# Hydrostatic force¶

Three levels of approximation can be defined for the hydrostatic restoring force:

• a linear model;
• a weakly nonlinear model;
• a fully nonlinear model.

## Linear model¶

The generalized hydrostatic static force expression for the linear approximation is given by:

$\mathbf{f}_H(t) = -\mathbf{K}_h \mathbf{x}(t)$

where

• $$\mathbf{x}$$ is the generalized position vector, with respect to the equilibrium frame;
• $$\mathbf{K}_h$$ is the hydrostatic stiffness matrix.

The stiffness coefficients for the horizontal degrees of freedom (surge, sway and yaw) are null. The coefficients for the heave, roll and pitch degrees of freedom are specified with respect to the equilibrium frame.

Note

The hydrostatic stiffness matrix is an input of the numerical model, considered constant during the simulation.

## Weakly nonlinear model¶

On contrary to the linear model, the exact position of the body is now considered.
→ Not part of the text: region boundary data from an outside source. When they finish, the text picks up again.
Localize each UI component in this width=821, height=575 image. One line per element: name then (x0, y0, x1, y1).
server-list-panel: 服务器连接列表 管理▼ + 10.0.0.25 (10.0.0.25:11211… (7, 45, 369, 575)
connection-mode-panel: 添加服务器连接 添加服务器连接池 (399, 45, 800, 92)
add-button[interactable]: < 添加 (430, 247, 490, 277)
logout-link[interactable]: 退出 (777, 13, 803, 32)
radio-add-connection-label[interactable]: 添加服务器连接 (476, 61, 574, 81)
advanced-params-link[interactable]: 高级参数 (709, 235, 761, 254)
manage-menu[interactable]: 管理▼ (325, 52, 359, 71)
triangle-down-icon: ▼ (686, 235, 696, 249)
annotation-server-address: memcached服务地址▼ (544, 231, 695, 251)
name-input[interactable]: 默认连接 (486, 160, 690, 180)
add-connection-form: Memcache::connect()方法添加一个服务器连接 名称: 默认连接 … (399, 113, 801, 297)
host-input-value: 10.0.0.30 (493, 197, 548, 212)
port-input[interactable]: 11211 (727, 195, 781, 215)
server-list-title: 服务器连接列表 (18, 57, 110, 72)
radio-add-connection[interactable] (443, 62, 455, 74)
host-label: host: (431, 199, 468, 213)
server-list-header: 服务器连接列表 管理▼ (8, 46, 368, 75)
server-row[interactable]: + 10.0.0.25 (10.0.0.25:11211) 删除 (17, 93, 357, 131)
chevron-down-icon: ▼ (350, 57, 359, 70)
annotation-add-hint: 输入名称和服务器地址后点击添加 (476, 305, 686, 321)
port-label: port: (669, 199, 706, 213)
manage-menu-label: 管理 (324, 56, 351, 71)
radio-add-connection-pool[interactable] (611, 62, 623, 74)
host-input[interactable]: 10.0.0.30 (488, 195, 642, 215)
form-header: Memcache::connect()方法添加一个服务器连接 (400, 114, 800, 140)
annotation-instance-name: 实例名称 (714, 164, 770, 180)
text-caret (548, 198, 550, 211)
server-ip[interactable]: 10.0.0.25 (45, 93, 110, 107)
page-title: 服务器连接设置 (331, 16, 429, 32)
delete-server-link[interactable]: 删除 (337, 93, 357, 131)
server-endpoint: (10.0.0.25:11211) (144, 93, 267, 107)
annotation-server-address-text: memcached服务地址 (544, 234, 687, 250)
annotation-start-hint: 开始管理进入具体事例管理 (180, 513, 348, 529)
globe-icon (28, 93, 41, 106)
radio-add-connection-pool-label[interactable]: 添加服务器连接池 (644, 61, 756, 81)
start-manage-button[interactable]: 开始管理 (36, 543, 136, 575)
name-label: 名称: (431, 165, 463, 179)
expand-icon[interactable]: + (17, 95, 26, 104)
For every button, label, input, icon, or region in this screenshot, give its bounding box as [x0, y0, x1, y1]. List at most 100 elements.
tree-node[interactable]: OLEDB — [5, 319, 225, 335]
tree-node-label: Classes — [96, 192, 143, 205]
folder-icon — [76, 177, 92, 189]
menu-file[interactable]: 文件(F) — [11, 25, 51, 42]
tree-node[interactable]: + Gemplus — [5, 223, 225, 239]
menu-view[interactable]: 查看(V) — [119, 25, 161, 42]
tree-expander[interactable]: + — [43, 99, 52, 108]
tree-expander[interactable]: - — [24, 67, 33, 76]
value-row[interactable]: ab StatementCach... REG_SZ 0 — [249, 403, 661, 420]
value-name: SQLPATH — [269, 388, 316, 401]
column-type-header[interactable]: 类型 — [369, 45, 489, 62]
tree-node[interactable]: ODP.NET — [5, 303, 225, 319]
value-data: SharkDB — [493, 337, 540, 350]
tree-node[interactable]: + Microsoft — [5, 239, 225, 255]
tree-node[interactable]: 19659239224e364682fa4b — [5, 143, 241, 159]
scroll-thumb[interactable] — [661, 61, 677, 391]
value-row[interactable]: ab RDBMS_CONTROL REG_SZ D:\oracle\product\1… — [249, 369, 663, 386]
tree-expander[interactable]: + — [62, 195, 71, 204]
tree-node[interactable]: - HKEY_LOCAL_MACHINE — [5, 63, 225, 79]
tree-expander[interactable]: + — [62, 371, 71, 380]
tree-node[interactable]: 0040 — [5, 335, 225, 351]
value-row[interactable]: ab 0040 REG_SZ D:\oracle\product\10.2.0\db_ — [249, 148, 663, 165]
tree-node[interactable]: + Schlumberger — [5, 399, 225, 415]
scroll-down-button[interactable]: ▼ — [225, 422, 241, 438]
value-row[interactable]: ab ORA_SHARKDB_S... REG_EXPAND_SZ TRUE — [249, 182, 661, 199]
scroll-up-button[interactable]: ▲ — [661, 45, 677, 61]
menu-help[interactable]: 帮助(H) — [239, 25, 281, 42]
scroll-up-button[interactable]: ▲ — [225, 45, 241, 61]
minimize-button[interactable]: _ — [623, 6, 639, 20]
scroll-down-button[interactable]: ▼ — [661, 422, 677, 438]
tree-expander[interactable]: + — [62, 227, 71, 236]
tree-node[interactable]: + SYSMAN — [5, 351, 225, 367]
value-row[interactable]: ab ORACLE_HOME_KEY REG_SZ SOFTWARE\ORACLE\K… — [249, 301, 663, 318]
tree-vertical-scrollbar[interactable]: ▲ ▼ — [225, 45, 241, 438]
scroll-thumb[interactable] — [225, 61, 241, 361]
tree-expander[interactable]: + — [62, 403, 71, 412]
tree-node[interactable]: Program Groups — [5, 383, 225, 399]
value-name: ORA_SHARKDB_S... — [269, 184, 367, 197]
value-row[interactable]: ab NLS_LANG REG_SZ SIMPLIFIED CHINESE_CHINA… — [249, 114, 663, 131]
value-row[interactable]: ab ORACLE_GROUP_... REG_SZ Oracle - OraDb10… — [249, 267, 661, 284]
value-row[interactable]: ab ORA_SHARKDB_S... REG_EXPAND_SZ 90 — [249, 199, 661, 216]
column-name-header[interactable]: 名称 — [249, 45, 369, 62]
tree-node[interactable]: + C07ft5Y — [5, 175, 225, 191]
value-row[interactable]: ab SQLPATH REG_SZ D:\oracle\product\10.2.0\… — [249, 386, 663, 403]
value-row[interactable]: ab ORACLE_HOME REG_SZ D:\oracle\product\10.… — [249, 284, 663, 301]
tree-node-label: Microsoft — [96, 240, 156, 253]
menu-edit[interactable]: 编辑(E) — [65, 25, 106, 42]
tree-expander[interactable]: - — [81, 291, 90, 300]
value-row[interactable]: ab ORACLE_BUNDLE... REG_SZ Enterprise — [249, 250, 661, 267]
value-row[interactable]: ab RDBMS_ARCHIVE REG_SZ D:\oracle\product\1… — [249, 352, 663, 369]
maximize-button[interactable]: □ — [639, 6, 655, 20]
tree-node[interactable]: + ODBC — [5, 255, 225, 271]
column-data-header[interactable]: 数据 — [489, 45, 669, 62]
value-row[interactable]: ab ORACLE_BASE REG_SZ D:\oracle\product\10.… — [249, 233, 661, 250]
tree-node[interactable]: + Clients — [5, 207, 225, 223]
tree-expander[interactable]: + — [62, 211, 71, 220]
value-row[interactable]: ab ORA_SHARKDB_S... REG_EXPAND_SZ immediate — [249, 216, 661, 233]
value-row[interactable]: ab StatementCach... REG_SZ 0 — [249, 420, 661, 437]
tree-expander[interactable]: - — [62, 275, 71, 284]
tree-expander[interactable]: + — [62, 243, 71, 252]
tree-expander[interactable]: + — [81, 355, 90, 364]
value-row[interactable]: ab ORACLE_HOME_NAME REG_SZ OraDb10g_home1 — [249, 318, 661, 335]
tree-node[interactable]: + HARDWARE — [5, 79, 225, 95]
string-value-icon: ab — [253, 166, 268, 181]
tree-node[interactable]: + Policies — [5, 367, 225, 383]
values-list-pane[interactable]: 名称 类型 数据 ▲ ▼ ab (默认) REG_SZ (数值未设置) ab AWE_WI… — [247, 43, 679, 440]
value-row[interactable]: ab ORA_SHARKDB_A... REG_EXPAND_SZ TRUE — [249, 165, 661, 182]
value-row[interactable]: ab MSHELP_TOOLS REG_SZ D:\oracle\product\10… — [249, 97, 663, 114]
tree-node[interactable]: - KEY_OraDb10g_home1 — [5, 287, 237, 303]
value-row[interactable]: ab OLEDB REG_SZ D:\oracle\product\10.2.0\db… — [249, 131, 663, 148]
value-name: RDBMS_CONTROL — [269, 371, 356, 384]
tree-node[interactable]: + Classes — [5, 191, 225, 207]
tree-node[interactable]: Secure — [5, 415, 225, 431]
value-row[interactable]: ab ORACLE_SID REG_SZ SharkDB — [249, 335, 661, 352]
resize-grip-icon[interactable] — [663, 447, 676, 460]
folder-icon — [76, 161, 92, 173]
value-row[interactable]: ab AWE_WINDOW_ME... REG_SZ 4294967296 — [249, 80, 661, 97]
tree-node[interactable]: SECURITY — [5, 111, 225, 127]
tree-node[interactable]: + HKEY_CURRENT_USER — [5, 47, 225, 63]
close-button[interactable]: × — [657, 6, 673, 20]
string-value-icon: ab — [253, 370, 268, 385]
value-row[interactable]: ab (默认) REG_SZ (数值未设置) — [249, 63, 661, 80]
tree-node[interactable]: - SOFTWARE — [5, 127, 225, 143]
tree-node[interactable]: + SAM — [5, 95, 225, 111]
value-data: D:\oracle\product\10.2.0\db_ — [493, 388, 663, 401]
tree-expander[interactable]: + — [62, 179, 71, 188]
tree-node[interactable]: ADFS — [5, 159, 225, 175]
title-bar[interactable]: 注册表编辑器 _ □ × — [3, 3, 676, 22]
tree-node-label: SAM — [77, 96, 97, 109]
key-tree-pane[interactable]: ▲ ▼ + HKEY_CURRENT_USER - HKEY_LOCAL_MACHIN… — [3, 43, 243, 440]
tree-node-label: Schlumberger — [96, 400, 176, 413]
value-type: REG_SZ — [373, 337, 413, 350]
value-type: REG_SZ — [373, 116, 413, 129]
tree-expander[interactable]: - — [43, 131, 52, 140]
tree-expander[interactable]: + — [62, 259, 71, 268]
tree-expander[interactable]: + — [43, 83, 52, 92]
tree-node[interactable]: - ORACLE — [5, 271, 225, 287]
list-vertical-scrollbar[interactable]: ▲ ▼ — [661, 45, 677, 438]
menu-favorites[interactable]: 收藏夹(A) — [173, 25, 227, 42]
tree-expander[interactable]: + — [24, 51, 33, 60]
However, the incident wave is still supposed to be of small curvature; the free surface can then be represented by the plane $$z = 0$$.

As a consequence to these two approximations, the hydrostatic load is now computed by integrating the hydrostatic pressure over the wetted body surface $$S_0$$, defined by the exact position of the body mesh, clipped by the plane $$z = 0$$:

$\mathbf{f}_H(t)= \iint_{S_0} \rho gz \mathbf{n} dS$

where

• $$\rho$$ is the water density;
• $$g$$ denotes the gravity constant;
• $$\mathbf{n}$$ is normal vector, pointing outward the body surface and inward the fluid.

Note

The hydrostatic force is computed at the center of buoyancy and then transported to the center of gravity, to yield the hydrostatic torque.

## Fully nonlinear model¶

The assumption of small incident wave curvature is no longer considered; the free surface wave elevation is then $$z = \eta_I$$. The wetted body surface is now the exact wetted body surface, $$S_I$$, defined by the exact position of the body mesh, and delimited by the incident wave field. The expression of the hydrostatic force is:

$\mathbf{f}_H(t) = \iint_{S_I} \rho gz \mathbf{n} dS$

And for the hydrostatic torque:

$\mathbf{f}_H(t) = \iint_{S_I} \rho gz (\mathbf{x}\times\mathbf{n}) dS$

Warning

In this approach, the hydrostatic loads do not match the weight of the water column as there is an incident wave. Neverthess, by definition, the hydrostatic loads are the integration of the term $$-\rho gz$$ over the wetted body surface. If the integration of the weight of the water column is considered, that is to say $$-\rho g(z - \eta^I)$$, then it is necessary to update the expression of the Froude-Krylov loads accordingly. Basically, the nonlinear hydrostatic loads should always be applied with the nonlinear Froude-Krylov loads to be used with consistency.